This is the tale of the toughest man I ever met, a 90 something who fell off a ladder. Yes, a ladder. Why a 90 year old would be on a ladder defies the imagination as well as gravity, but understandable knowing that he also still rides a motorcycle. He was in amazing shape, a wiry muscular frame and sharp as a tack. With piercing blue eyes, he saw everything and used everyone's name.
The fall dislocated his shoulder. After a difficult series of manipulations with minimal medication, at his request, he shrugged the whole thing off like it was no big deal. He was chatty and engaging. He wore a WWII service cap. My partner asked him about his service, and he told us the where and when he had served. Her recounted the story of his most memorable WW2 experience like it happened yesterday, and not over 70 years ago.
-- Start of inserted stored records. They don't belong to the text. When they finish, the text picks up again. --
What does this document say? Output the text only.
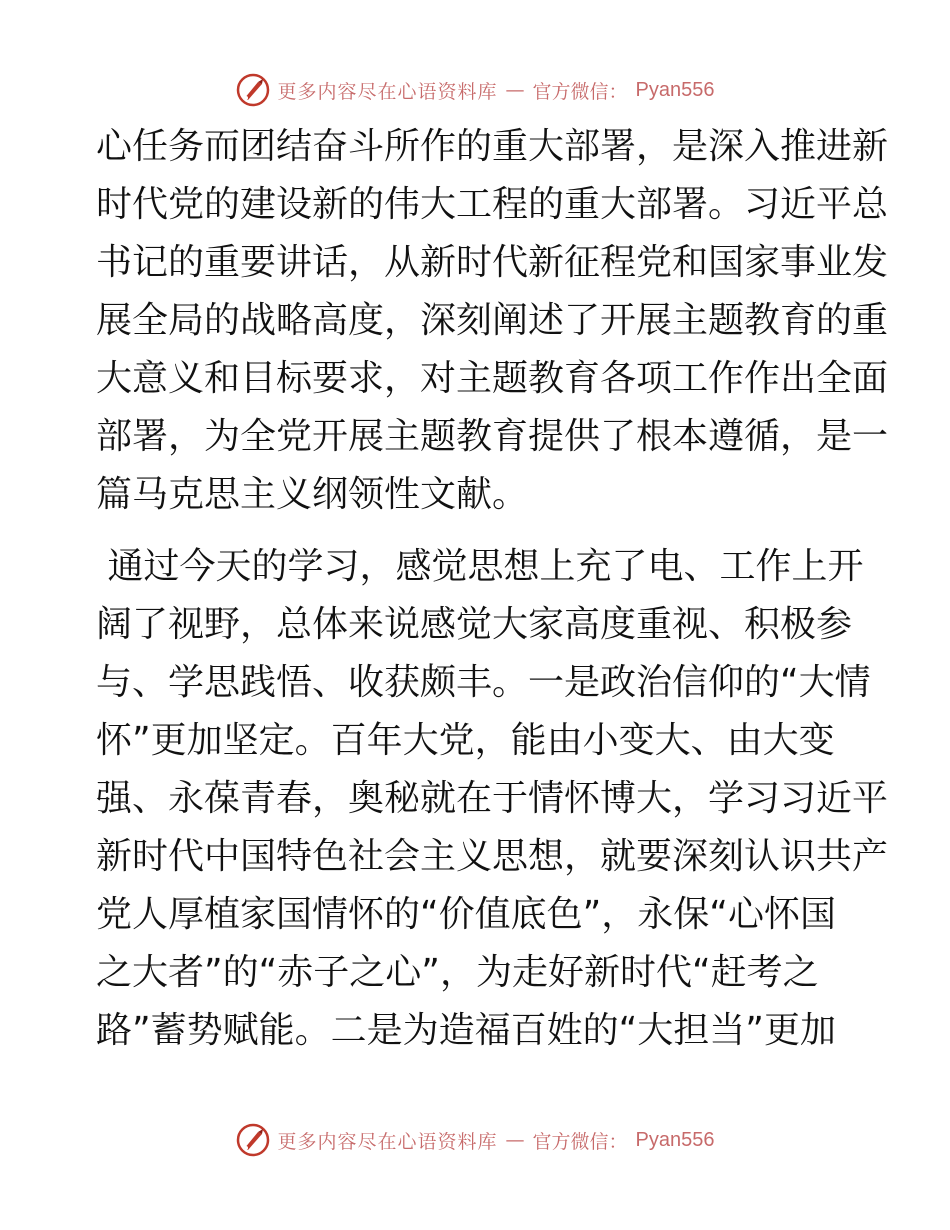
更多内容尽在心语资料库 — 官方微信： Pyan556
心任务而团结奋斗所作的重大部署，是深入推进新
时代党的建设新的伟大工程的重大部署。习近平总
书记的重要讲话，从新时代新征程党和国家事业发
展全局的战略高度，深刻阐述了开展主题教育的重
大意义和目标要求，对主题教育各项工作作出全面
部署，为全党开展主题教育提供了根本遵循，是一
篇马克思主义纲领性文献。
通过今天的学习，感觉思想上充了电、工作上开
阔了视野，总体来说感觉大家高度重视、积极参
与、学思践悟、收获颇丰。一是政治信仰的“大情
怀”更加坚定。百年大党，能由小变大、由大变
强、永葆青春，奥秘就在于情怀博大，学习习近平
新时代中国特色社会主义思想，就要深刻认识共产
党人厚植家国情怀的“价值底色”，永保“心怀国
之大者”的“赤子之心”，为走好新时代“赶考之
路”蓄势赋能。二是为造福百姓的“大担当”更加
更多内容尽在心语资料库 — 官方微信： Pyan556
"You see a lot of things. You think about them every day".
I was riveted as I rested my arms on the side rails and leaned in to catch every word. B, my partner, was on the other side of the cot, equally attentive. Without taking my eyes off him I slowly reached my hand toward the monitor to silence the alarm as he quietly told about his closest call, an explosion that destroyed his hearing but left him otherwise physically intact.
"The other man (note he did not refer to him as the enemy) was as close as you and I were. I had my gun. He had a grenade. We looked each other in the eye, that look... we each knew what the other was thinking. In that second we both knew that he had to kill himself to kill me. As he opened his hand, I launched myself backwards. It was miraculous, I came out of it not hurt...but with a lot of him on me."
How do you get past something like that?
You live to age 90, being grateful every day for your life, and living it to the fullest by riding motorcycles and falling off ladders. And teaching life lessons.